The 2014-15 progress report marks the final report exclusive to the Federal Leadership Committee for the Chesapeake Bay; federal partners will continue to track their protection and restoration efforts as part of the new Chesapeake Bay Watershed Agreement and its associated management strategies. Draft versions of these strategies are available for public feedback through April 30, 2015.
Learn more about the 2014-15 progress report on the Chesapeake Bay Executive Order website.
While pollution controls put in place over the last five years have lowered the amount of nutrients and sediment entering the nation’s largest estuary, new data show that agricultural sources have sent more nitrogen and sediment into the Bay since 2007 than previously thought.
Excess nitrogen, phosphorus and sediment can impair water quality: nitrogen and phosphorus can fuel the growth of harmful algae blooms, while sediment can suffocate shellfish and block sunlight from reaching underwater plants.
Each year, the seven watershed jurisdictions report the steps they have taken to lower the nutrients and sediment entering rivers and streams. Bay Program experts run this information through a suite of computer simulations, which generate pollution load estimates that show us how far our partners have come toward meeting the Bay’s “pollution diet.” When bolstered with new data on population size, land use and agricultural commodities, these simulations show a drop in pollution since 2009—including a six percent drop in nitrogen, an 18 percent drop in phosphorus and a 4 percent drop in sediment—but a two percent rise in nitrogen and sediment loads between 2013 and 2014.
A shift in agricultural commodities could explain this rise in nitrogen and sediment loads.

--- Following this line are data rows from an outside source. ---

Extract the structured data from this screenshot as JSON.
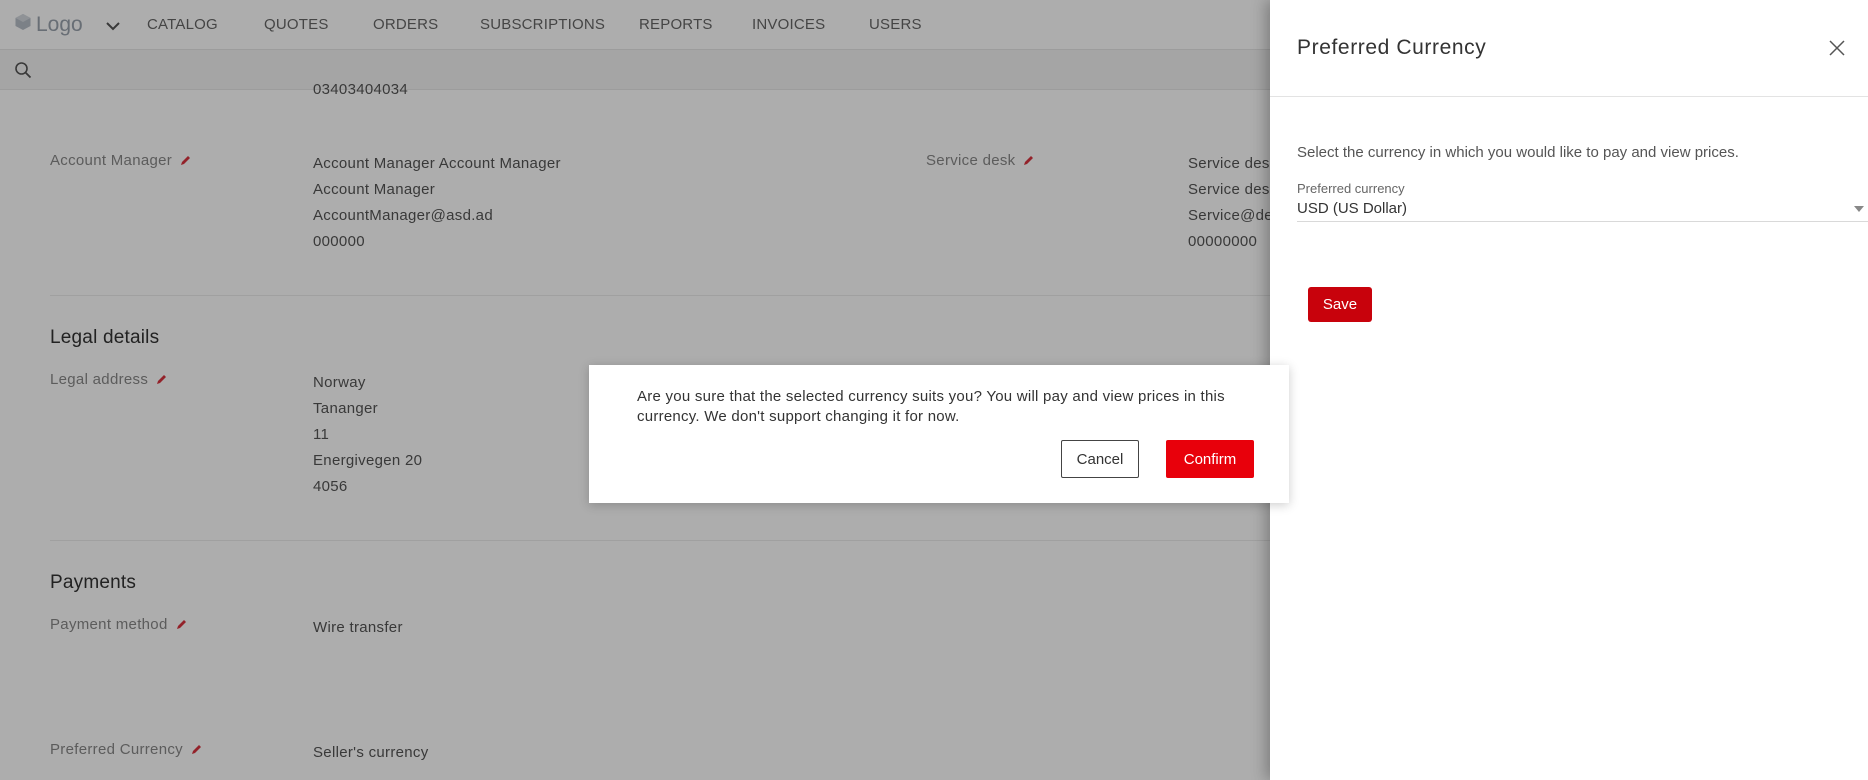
{
  "app": {
    "logo_text": "Logo"
  },
  "nav": {
    "items": [
      "CATALOG",
      "QUOTES",
      "ORDERS",
      "SUBSCRIPTIONS",
      "REPORTS",
      "INVOICES",
      "USERS"
    ]
  },
  "account": {
    "partial_phone": "03403404034",
    "account_manager": {
      "label": "Account Manager",
      "lines": [
        "Account Manager Account Manager",
        "Account Manager",
        "AccountManager@asd.ad",
        "000000"
      ]
    },
    "service_desk": {
      "label": "Service desk",
      "lines": [
        "Service des",
        "Service des",
        "Service@de",
        "00000000"
      ]
    }
  },
  "legal": {
    "title": "Legal details",
    "address_label": "Legal address",
    "address_lines": [
      "Norway",
      "Tananger",
      "11",
      "Energivegen 20",
      "4056"
    ]
  },
  "payments": {
    "title": "Payments",
    "method_label": "Payment method",
    "method_value": "Wire transfer",
    "currency_label": "Preferred Currency",
    "currency_value": "Seller's currency"
  },
  "drawer": {
    "title": "Preferred Currency",
    "description": "Select the currency in which you would like to pay and view prices.",
    "field_label": "Preferred currency",
    "selected_value": "USD (US Dollar)",
    "save_label": "Save"
  },
  "modal": {
    "message": "Are you sure that the selected currency suits you? You will pay and view prices in this currency. We don't support changing it for now.",
    "cancel_label": "Cancel",
    "confirm_label": "Confirm"
  },
  "colors": {
    "accent": "#e8000b",
    "save_button": "#c8020c",
    "pencil_icon": "#d9333f"
  },
  "icons": [
    "logo-cube-icon",
    "chevron-down-icon",
    "search-icon",
    "pencil-icon",
    "close-icon",
    "caret-down-icon"
  ]
}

According to data from the U.S. Department of Agriculture’s Census of Agriculture, several states have seen a surge in corn plantings since 2007. Because corn requires nitrogen-rich fertilizer that can leach off the ground and into local waterways, more corn plantings led to more nitrogen loadings than anticipated when pollution targets and reduction milestones were set.
The Bay Program uses the best possible data and information to track our progress toward restoring water quality. By incorporating new data into our computer simulations and pollution load estimates, we are allowed a more accurate picture of pollution in the watershed and a better understanding of the actions that are needed to reach our clean water goals. Because these computer simulations generate pollution load estimates using long-term average weather conditions, it’s possible for these estimates to differ from those that are based on water quality monitoring data; the latter can vary with the amount of rainfall in a given year.

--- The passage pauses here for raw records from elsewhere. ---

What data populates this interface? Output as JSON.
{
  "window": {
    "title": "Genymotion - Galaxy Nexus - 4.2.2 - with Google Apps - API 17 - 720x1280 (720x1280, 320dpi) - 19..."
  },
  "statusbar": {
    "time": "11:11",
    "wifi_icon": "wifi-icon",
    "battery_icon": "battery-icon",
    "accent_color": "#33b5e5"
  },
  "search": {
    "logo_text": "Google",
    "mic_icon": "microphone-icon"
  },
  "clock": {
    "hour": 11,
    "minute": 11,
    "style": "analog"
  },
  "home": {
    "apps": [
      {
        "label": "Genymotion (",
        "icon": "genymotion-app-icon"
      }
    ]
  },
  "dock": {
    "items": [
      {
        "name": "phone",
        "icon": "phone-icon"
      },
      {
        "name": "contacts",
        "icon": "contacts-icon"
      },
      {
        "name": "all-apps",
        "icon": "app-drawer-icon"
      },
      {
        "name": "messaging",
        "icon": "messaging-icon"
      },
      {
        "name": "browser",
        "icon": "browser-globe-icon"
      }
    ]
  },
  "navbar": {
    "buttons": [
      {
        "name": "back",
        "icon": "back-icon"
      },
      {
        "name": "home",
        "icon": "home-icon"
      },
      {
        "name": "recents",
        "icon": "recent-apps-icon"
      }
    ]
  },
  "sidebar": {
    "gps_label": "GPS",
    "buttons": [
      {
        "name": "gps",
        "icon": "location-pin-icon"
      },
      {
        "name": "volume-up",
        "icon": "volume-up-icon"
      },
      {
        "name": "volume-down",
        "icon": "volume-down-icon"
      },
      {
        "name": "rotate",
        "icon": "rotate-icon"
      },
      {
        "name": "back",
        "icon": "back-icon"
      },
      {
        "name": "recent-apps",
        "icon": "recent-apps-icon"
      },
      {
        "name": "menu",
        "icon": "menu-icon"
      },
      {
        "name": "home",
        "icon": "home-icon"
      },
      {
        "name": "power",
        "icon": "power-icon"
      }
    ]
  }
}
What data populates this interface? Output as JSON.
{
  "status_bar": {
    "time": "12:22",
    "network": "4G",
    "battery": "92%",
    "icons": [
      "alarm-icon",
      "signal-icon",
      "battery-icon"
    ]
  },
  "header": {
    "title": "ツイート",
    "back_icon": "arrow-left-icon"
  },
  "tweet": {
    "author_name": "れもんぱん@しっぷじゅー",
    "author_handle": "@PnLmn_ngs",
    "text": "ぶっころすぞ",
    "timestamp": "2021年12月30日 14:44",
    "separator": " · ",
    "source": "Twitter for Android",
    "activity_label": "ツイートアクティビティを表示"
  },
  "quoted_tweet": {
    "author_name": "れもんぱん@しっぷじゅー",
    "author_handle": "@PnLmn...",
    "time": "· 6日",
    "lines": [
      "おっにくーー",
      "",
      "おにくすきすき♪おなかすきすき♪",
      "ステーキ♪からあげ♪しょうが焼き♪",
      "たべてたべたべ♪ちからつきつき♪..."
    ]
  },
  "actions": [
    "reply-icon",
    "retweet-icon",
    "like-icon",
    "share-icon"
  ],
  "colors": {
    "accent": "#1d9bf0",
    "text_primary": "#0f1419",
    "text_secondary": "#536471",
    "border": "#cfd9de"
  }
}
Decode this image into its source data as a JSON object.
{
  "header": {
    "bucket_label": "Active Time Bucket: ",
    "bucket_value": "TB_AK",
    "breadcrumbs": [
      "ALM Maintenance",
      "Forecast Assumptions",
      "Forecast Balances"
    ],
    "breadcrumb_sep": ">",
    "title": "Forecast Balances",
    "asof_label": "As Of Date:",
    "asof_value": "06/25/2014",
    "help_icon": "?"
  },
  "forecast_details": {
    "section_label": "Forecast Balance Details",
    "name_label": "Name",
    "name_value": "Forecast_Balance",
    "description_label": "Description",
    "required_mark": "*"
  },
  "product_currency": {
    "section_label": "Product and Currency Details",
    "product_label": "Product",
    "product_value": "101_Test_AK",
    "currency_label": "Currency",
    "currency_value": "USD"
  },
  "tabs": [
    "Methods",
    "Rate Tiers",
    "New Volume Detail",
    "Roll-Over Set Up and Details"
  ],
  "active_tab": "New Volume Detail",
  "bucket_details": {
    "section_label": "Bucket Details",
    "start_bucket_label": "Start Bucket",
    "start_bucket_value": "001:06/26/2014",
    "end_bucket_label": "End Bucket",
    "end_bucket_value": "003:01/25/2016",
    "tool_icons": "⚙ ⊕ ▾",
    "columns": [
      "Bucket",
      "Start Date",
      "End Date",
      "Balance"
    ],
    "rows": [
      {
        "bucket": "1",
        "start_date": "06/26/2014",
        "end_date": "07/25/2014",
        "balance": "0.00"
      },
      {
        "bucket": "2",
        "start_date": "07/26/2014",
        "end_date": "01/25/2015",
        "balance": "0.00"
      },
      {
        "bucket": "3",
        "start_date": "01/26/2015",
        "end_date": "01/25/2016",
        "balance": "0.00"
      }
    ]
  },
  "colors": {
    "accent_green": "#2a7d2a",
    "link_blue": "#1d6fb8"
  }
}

“Each year, we employ the most current data and up-to-date science [to] offer the highest quality information to the public on pollution reductions resulting from Chesapeake Bay Program partners’ continued efforts. While we… have a lot of work to do… we are making steady progress toward meeting water quality goals,” said Bay Program Director Nick DiPasquale in a media release.

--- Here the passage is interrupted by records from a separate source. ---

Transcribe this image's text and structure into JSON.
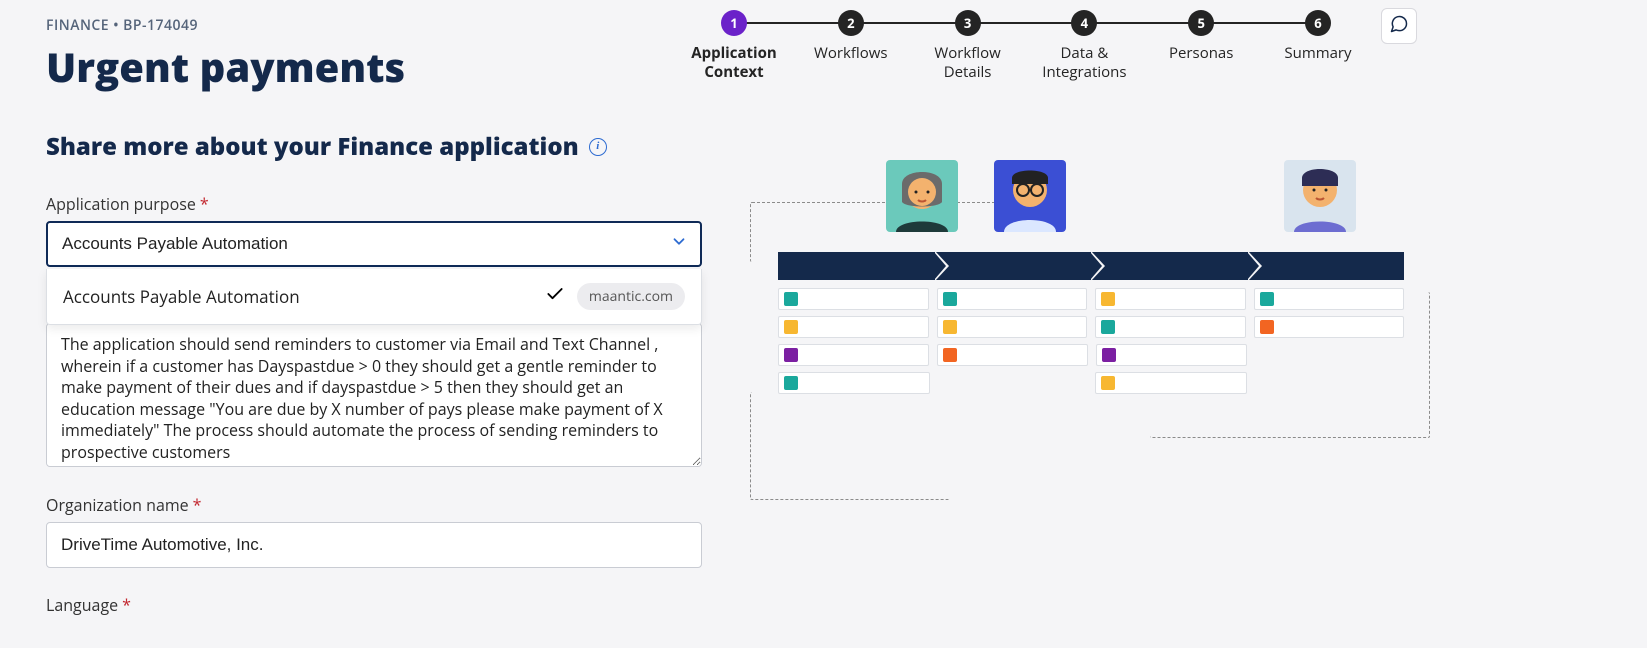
{
  "breadcrumb": {
    "category": "FINANCE",
    "separator": "•",
    "id": "BP-174049"
  },
  "page_title": "Urgent payments",
  "section_heading": "Share more about your Finance application",
  "fields": {
    "purpose": {
      "label": "Application purpose",
      "value": "Accounts Payable Automation",
      "option_label": "Accounts Payable Automation",
      "badge": "maantic.com"
    },
    "description": {
      "value": "The application should send reminders to customer via Email and Text Channel , wherein if a customer has Dayspastdue > 0 they should get a gentle reminder to make payment of their dues and if dayspastdue > 5 then they should get an education message \"You are due by X number of pays please make payment of X immediately\" The process should automate the process of sending reminders to prospective customers"
    },
    "org": {
      "label": "Organization name",
      "value": "DriveTime Automotive, Inc."
    },
    "language": {
      "label": "Language"
    }
  },
  "stepper": [
    {
      "num": "1",
      "label": "Application Context",
      "active": true
    },
    {
      "num": "2",
      "label": "Workflows",
      "active": false
    },
    {
      "num": "3",
      "label": "Workflow Details",
      "active": false
    },
    {
      "num": "4",
      "label": "Data & Integrations",
      "active": false
    },
    {
      "num": "5",
      "label": "Personas",
      "active": false
    },
    {
      "num": "6",
      "label": "Summary",
      "active": false
    }
  ]
}
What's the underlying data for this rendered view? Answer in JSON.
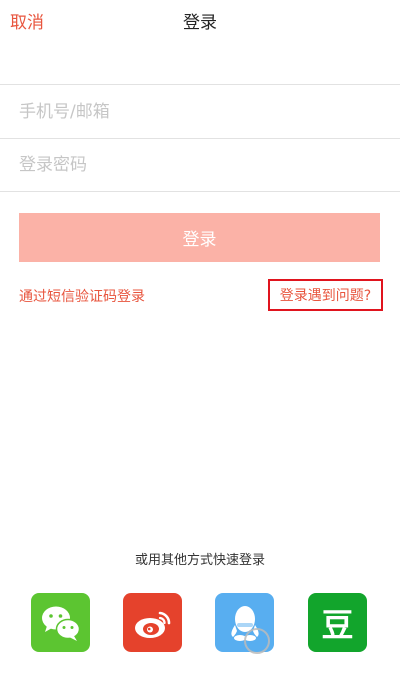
{
  "nav": {
    "cancel_label": "取消",
    "title": "登录"
  },
  "form": {
    "account_placeholder": "手机号/邮箱",
    "password_placeholder": "登录密码",
    "login_button_label": "登录"
  },
  "links": {
    "sms_login": "通过短信验证码登录",
    "login_problem": "登录遇到问题?"
  },
  "other_login": {
    "title": "或用其他方式快速登录",
    "providers": [
      {
        "name": "wechat",
        "icon": "wechat-icon",
        "color": "#5cc531"
      },
      {
        "name": "weibo",
        "icon": "weibo-icon",
        "color": "#e5422c"
      },
      {
        "name": "qq",
        "icon": "qq-icon",
        "color": "#58aef0"
      },
      {
        "name": "douban",
        "icon": "douban-icon",
        "color": "#12a52c",
        "glyph": "豆"
      }
    ]
  },
  "colors": {
    "accent": "#e8553e",
    "login_button_bg": "#fbb2a7",
    "highlight_border": "#e0141e"
  }
}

These pollution load estimates are just one in a suite of tools the U.S. Environmental Protection Agency (EPA) uses to evaluate whether jurisdictions are on track to meet the Total Maximum Daily Load (TMDL) and its two-year milestone commitments. The EPA also considers data and information on best management practice implementation, best management practice effectiveness and jurisdictions’ progress toward putting programs in place to achieve pollution cuts. It is expected to release interim assessments of jurisdictions’ work in May and conduct the next full two-year assessment in 2016.